# Translation



## tnalavallee

What does the phrase,
"Tudo que voce puder comer",
mean in English?

And what does, "Toda Terca. No Almoco", mean in English?

Thanks,
Tina


----------



## elgringollunya

Tina,

I'm pretty sure that the first phrase means "All you can eat."  The second phrase looks like "Every Wednesday at lunch(time)."  Hope this helps.

-Stephen


----------



## araceli

Hello:
That's correct.
Bye


----------



## tnalavallee

Stephen,
Thanks.  That is very helpful

Tina


----------



## elgringollunya

Glad I was able to help.

-Stephen


----------



## Lems

"Toda Terça. No Almoco"

 Means "All tuesday, at lunchtime".

Hope this helps.

Lems
_______________________________
In a mad world only the mad are sane. 
Akira Kurosawa


----------



## JULIBANANA

I think you may be mistaken here Lems as English people would never say All Tuesday, we would say every tuesday or all tuesdays (although seldom used this way) But as an English teacher i would say that the translation is definitely, every Tuesday, at lunchtimes and not all tuesday.

Espero que ajude obrigada


----------



## Lems

Right, Julia.

Thanks for the correction.
My neurons were too sleepy then...  
Where did you learn Portuguese?

Lems


----------



## Marcio_Osorio

Yeah, Julibanana, where did you learn P? You seem to know a lot of it. Inquiring minds (Lems' and mine, at least) want to know.


----------



## elgringollunya

(embarassed) I should have put a disclaimer at the bottom of my post.  It didn't help much either that someone came after me and "confirmed" my interpretation.  From now on I'll stick to languages I know better. Tina, I apologize for any inconveniences I may have caused you.



			
				Lems said:
			
		

> "Toda Terça. No Almoco"
> 
> Means "All tuesday, at lunchtime".
> 
> Hope this helps.
> 
> Lems
> _______________________________
> In a mad world only the mad are sane.
> Akira Kurosawa


----------



## Marcio_Osorio

elgringollunya, don't feel embarassed. Mistakes happen. You did fine. Keep up the good work!
elgrigollunya, não se sinta embaraçado. Os erros ocorrem. Vc se saiu muito bem. Continue assim!


----------



## araceli

Yessss, there were various of us that made mistakes....   
Errare humanum est...


----------



## Marcio_Osorio

Todos cometemos erros.

Por favor, araceli, como dizemos "Todos nós cometemos erros" em castelhano/espanhol?

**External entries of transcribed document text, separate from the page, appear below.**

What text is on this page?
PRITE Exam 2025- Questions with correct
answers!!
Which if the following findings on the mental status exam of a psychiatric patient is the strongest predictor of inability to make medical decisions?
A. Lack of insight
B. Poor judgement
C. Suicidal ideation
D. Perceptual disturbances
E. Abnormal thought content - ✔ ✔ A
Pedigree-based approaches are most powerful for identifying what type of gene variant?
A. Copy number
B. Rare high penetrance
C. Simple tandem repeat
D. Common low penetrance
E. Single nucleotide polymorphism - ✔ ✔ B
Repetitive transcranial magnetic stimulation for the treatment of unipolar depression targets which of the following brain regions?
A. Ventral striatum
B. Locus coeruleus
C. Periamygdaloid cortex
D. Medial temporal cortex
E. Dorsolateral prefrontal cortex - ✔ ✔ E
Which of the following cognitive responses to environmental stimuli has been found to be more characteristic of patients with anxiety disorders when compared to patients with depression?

Depois que eu aprender alemão, tentarei o castelhano/espanhol.

Obrigado. Beijos. Abraços. Mais beijos. Mais abraços.


----------



## JULIBANANA

Marcio_Osorio said:
			
		

> Yeah, Julibanana, where did you learn P? You seem to know a lot of it. Inquiring minds (Lems' and mine, at least) want to know.


 
Aprendo Portugues no Brasil, a coracao do mundo e tenho saudades de la.  Para mim, o portugues e a lingua mais bonita do mundo enteiro.  Mas faz muito tempo que falo ou escrevo portugues entao tem que ter pacienca comigo, certo que vou a fazer errores.



Obrigada para sua interes
Julia


----------



## JULIBANANA

araceli said:
			
		

> Yessss, there were various of us that made mistakes....
> Errare humanum est...


 
There were *many* of us *who* made mistakes.

Or more accurately to display the sense of what you are saying.

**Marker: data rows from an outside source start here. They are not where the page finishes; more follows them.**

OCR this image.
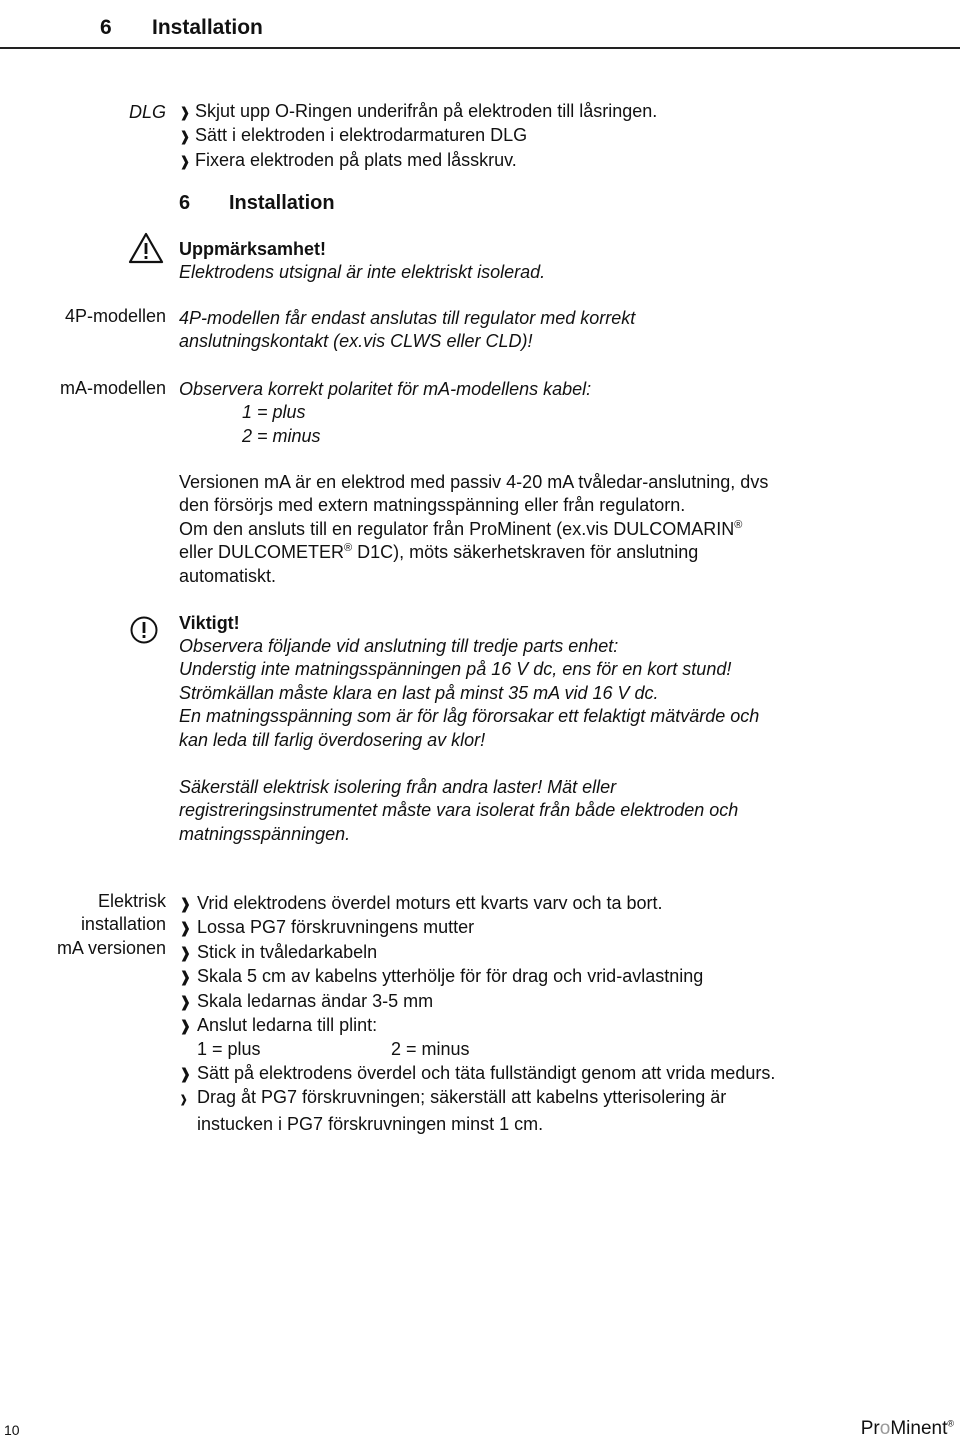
6 Installation
DLG ❱ Skjut upp O-Ringen underifrån på elektroden till låsringen.
❱ Sätt i elektroden i elektrodarmaturen DLG
❱ Fixera elektroden på plats med låsskruv.
6 Installation
Uppmärksamhet!
Elektrodens utsignal är inte elektriskt isolerad.
4P-modellen 4P-modellen får endast anslutas till regulator med korrekt
anslutningskontakt (ex.vis CLWS eller CLD)!
mA-modellen Observera korrekt polaritet för mA-modellens kabel:
1 = plus
2 = minus
Versionen mA är en elektrod med passiv 4-20 mA tvåledar-anslutning, dvs
den försörjs med extern matningsspänning eller från regulatorn.
Om den ansluts till en regulator från ProMinent (ex.vis DULCOMARIN®
eller DULCOMETER® D1C), möts säkerhetskraven för anslutning
automatiskt.
Viktigt!
Observera följande vid anslutning till tredje parts enhet:
Understig inte matningsspänningen på 16 V dc, ens för en kort stund!
Strömkällan måste klara en last på minst 35 mA vid 16 V dc.
En matningsspänning som är för låg förorsakar ett felaktigt mätvärde och
kan leda till farlig överdosering av klor!
Säkerställ elektrisk isolering från andra laster! Mät eller
registreringsinstrumentet måste vara isolerat från både elektroden och
matningsspänningen.
Elektrisk
installation
mA versionen
❱ Vrid elektrodens överdel moturs ett kvarts varv och ta bort.
❱ Lossa PG7 förskruvningens mutter
❱ Stick in tvåledarkabeln
❱ Skala 5 cm av kabelns ytterhölje för för drag och vrid-avlastning
❱ Skala ledarnas ändar 3-5 mm
❱ Anslut ledarna till plint:
1 = plus	2 = minus
❱ Sätt på elektrodens överdel och täta fullständigt genom att vrida medurs.
❱ Drag åt PG7 förskruvningen; säkerställ att kabelns ytterisolering är
instucken i PG7 förskruvningen minst 1 cm.
10	ProMinent®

There are many of us who make mistakes.

(As I am sure we will continue making them)

Hope that's not too cheeky, correcting the moderator!!!!


----------



## Outsider

Permita-me fazer umas correcções, cara Julia: 



			
				JULIBANANA said:
			
		

> Aprendo Portugues português no Brasil, a coracao o coração do mundo e tenho saudades de la.  Para mim, o portugues e a lingua mais bonita do mundo enteiro inteiro.  Mas faz muito tempo que falo ou escrevo portugues entao faz muito tempo que falo ou escrevo português. Então,  tem que ter pacienca comigo, certo que de certeza que vou a fazer errores cometer/dar erros.
> 
> Obrigada para sua interes por seu interesse.
> Julia


----------



## JULIBANANA

Outsider said:
			
		

> Permita-me fazer umas correcções, cara Julia:


 

Muita obrigada Outsider.  
Julia


----------



## Outsider

"Muito obrigada". "Muito" é um advérbio neste caso e, como tal, invariável.


----------



## JULIBANANA

Outsider said:
			
		

> "Muito obrigada". "Muito" é um advérbio neste caso e, como tal, invariável.


 
verdade???  

Que interesante.

Julia


----------



## Outsider

É uma palavra com que é preciso ter cuidado, porque em alguns casos é adjectivo (variável), e noutros advérbio (invariável). Neste caso, "muito" serve para modificar "obrigada", que é um adjectivo. Logo, "muito" é advérbio.


----------



## Marcio_Osorio

JULIBANANA said:
			
		

> Aprendo Portugues no Brasil, a coracao do mundo e tenho saudades de la. Para mim, o portugues e a lingua mais bonita do mundo enteiro. Mas faz muito tempo que falo ou escrevo portugues entao tem que ter pacienca comigo, certo que vou a fazer errores.
> 
> Obrigada para sua interes
> Julia


De nada, Julia. Você consegue muito bem dizer o que quer, à hora que quer e em qualquer lugar. Isso importa. _This matters_.

Até.


----------



## JULIBANANA

Vou ter cuidade no futuro, muito obrigada por sua ajuda.


----------